Small Business Marketing Basics: Where to Start Marketing Your Company

A truism: To remain operational, most businesses need to not only meet the needs of existing customers but also attract new ones.

To do this, you need to market. Small business marketing today is much different. Now, your focus should not just be on sales and promotions, but on building a brand, creating a social following, and interacting with your clients and customers. To do that, you need a comprehensive marketing plan.

Before you can create such a plan, you need to know who your most likely customer is. What are the demographics for your most likely customer? It’s important to answer questions such as:

  • Who is your most common customer?
  • What is their income range?
  • Are they men, women, kids?
  • Are they from a certain educational background?
  • Are they local or global?

Once you determine who your target customer is, you can craft a strategic marketing plan that targets those individuals. Simply ask yourself, who are the people most likely to purchase your products or services? The Small Business Administration offers a great deal of free support and information to help you with targeting customers.

Creating a Cost-Effective Small Business Marketing Campaign

Most small businesses cannot launch large-scale, expensive campaigns. If your marketing budget isn’t unlimited, you’ll need to be creative in how you target your customer.
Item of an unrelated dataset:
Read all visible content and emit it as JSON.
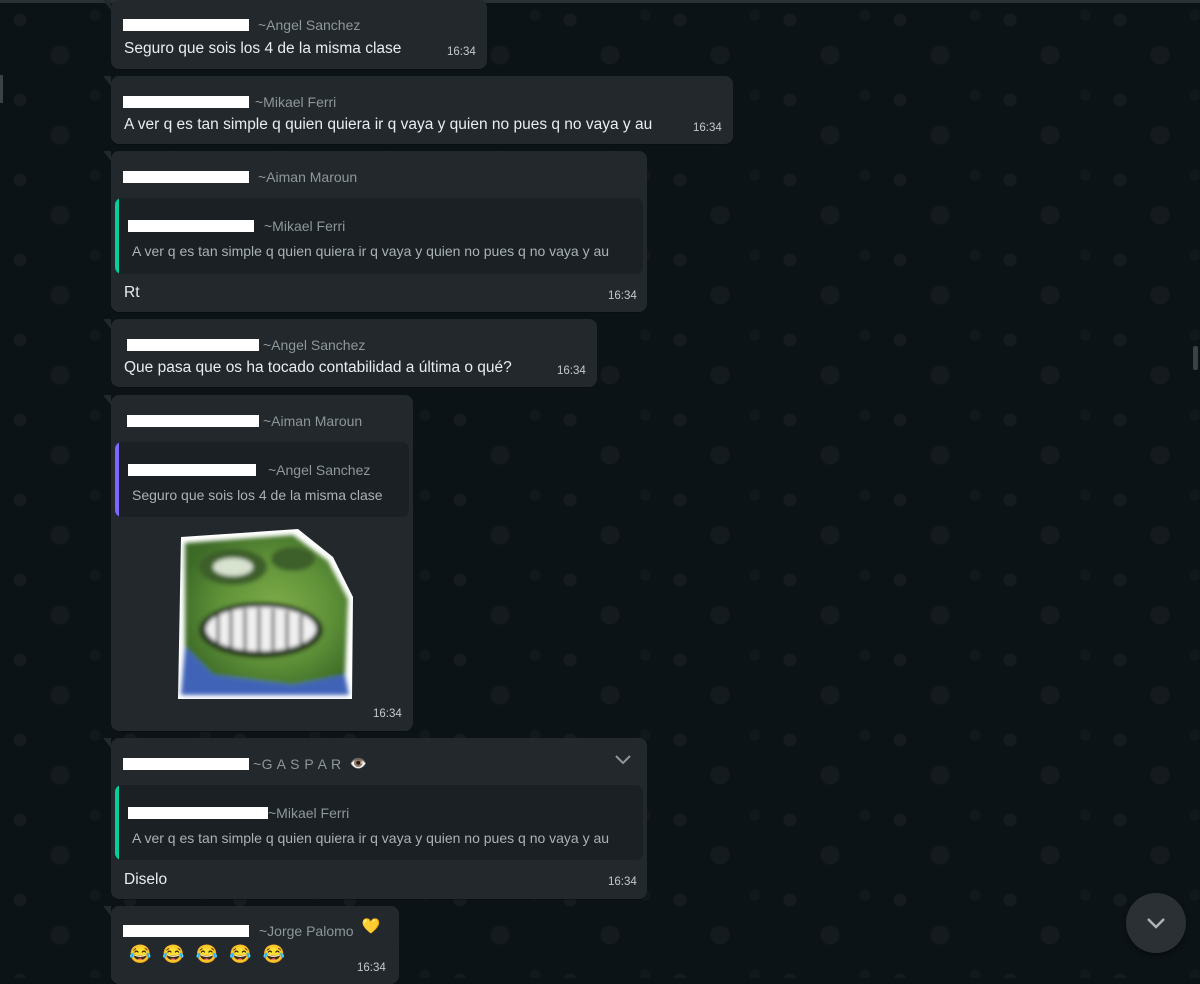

Consider these tips.

  • Interact within the community. Get in front of the media for something positive. Work with vendors and other businesses to promote important local events. Sponsor a fundraiser for people in need. Get your name out.
  • Utilize social media marketing. Lesser expensive and with a large reach, this type of marketing allows you to use the Internet to interact with your current customers and reach for new ones. The key is to build a brand image and interact, not just sell, to your customer.
  • Take full advantage of existing customers. Send them direct mail or email newsletters (if they’ve signed up for them.) Offer them in-store incentives to come back another time or to share with friends. Word-of-mouth advertising is still powerful.

Small business marketing doesn’t have to cost a great deal of money, but it needs to be front and center during every component of your work week. Take the time to build a marketing campaign that addresses your unique needs and customers.